Gli investigatori continuano a delineare lo schema dell’omicidio di Marco Pusceddu, il soccorritore di 51 anni ucciso tra la notte del 7 e l’8 agosto nei locali dell’associazione Intervol in via Nenni a Buddusò. Secondo quanto emerge dagli accertamenti, il delitto sembrerebbe essere stato pianificato da uno o più mandanti che avrebbero deciso con precisione la morte della vittima, affidando l’esecuzione materiale a un sicario probabilmente estraneo all’ambiente e alle conoscenze di Pusceddu.

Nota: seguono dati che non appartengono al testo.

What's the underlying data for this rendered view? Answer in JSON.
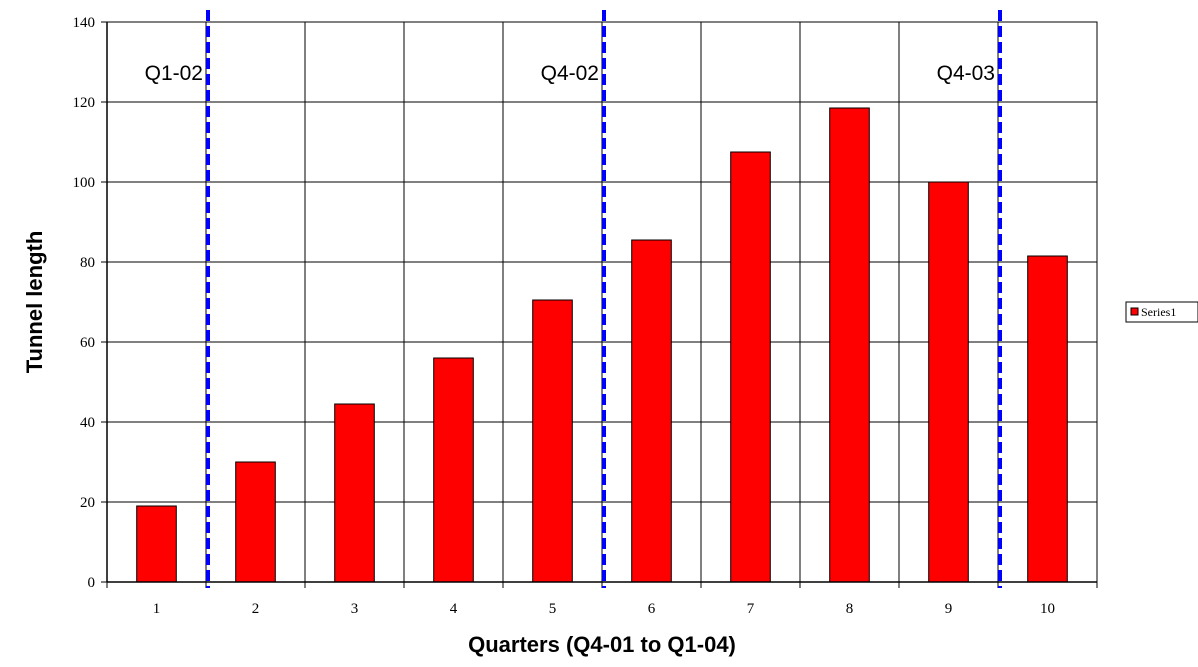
{
  "chart_data": {
    "type": "bar",
    "categories": [
      "1",
      "2",
      "3",
      "4",
      "5",
      "6",
      "7",
      "8",
      "9",
      "10"
    ],
    "series": [
      {
        "name": "Series1",
        "values": [
          19,
          30,
          44.5,
          56,
          70.5,
          85.5,
          107.5,
          118.5,
          100,
          81.5
        ],
        "color": "#ff0000"
      }
    ],
    "xlabel": "Quarters (Q4-01 to Q1-04)",
    "ylabel": "Tunnel length",
    "ylim": [
      0,
      140
    ],
    "yticks": [
      0,
      20,
      40,
      60,
      80,
      100,
      120,
      140
    ],
    "grid": true,
    "legend": {
      "position": "right",
      "entries": [
        "Series1"
      ]
    },
    "annotations": [
      {
        "label": "Q1-02",
        "between": [
          1,
          2
        ],
        "line_color": "#0000ff",
        "line_style": "dashed"
      },
      {
        "label": "Q4-02",
        "between": [
          5,
          6
        ],
        "line_color": "#0000ff",
        "line_style": "dashed"
      },
      {
        "label": "Q4-03",
        "between": [
          9,
          10
        ],
        "line_color": "#0000ff",
        "line_style": "dashed"
      }
    ]
  }
}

Le indagini, condotte con meticolosità dagli inquirenti, stanno cercando di ricostruire i contorni di una vicenda complessa, nella quale ogni elemento sembra inserirsi in un puzzle ancora in parte oscuro. L’assassino, stando alle ricostruzioni preliminari, avrebbe seguito indicazioni precise, cercando inizialmente Pusceddu a Berchidda e riuscendo a raggiungerlo a Buddusò la sera del 7 agosto.
Da quanto trapela, emerge un quadro in cui i mandanti avrebbero pianificato il gesto con freddezza e determinazione, mentre l’esecutore materiale, esterno alla cerchia della vittima, ha portato a termine l’omicidio secondo le istruzioni ricevute. I carabinieri continuano a lavorare per identificare tutti i responsabili e chiarire i motivi alla base di un delitto che ha scosso profondamente la Gallura, lasciando sgomenti amici, colleghi e familiari.